With a 4.0 there is no distributor to get confused by. I'm curious to know what you are doing.
If you really want TDC you need a piston stop and a pointer and a degree wheel, although the crank dampner works too. I didn't make a piston stop for my 4.0 because there's no need, but I've made them for every other engine I've ever dismantled. You take an old sparkplug, knock all of the porcelin out of it, thread the center for a bold, run the bolt into it, smooth the end so it won't damage the piston and there you are.

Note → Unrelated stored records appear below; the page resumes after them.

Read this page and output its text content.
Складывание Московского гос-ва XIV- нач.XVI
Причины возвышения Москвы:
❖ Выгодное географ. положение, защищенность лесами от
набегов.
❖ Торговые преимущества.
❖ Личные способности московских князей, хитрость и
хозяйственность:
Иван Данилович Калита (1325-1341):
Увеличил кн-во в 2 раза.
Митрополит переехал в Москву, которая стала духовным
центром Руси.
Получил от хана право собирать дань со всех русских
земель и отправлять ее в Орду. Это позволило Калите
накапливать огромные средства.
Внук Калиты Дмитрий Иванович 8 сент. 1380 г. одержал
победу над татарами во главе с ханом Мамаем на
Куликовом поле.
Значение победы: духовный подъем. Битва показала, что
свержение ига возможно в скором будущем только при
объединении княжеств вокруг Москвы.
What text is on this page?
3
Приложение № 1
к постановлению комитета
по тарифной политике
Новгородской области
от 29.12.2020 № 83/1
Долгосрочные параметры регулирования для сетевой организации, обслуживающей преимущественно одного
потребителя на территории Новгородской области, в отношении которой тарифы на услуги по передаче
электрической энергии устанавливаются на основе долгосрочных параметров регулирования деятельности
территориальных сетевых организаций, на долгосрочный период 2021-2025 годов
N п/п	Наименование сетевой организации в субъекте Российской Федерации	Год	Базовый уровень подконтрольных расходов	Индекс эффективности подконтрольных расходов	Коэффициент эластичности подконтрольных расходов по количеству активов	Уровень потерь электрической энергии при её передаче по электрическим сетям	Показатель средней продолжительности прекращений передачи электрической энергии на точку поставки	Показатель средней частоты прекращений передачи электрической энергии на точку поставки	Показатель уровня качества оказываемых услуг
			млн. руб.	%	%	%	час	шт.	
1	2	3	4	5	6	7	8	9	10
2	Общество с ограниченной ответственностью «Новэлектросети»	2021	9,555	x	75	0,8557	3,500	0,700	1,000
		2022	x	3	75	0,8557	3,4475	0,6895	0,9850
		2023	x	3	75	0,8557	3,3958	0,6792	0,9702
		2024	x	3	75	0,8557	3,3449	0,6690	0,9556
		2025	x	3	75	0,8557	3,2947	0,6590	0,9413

Then you get a piece of coat hanger and use your dikes to cut one end at a sharp angle to make a point. Find a bolt near the crank pulley, cut the wire, make a look in one end and play with it so that it is pointing at the degree wheel or the dampner. Then put in the piston stop into the #1 plug hole. Gently rotate the engine until you feel air coming out the hole so you know it is on the compression stroke. Then start turning the bolt into the cylinder until it touches the piston. back the bolt and turn the crank until the piston is as high as you can get it. Make a mark on the dampner.
Now turn the engine backwards until the piston again touches the bold. Make another mark on the dampner. Halfway between them is the real TDC. Get a slip of paper, hold it on the dampner, transfer the two marks you made onto the paper, fold the paper so those marks meet--the fold is the halfway point. Put it back on the marks, mark the halfway point on the dampner, take the piston stop out of the hole and move the engine counter clockwise to take up chain slack, and then clockwise until that exact point is under the pointer. That's TDC. At that point the timing marks and factory pointer on the motor should show 0. If the motor is apart for camshaft work, you are ready to proceed with that.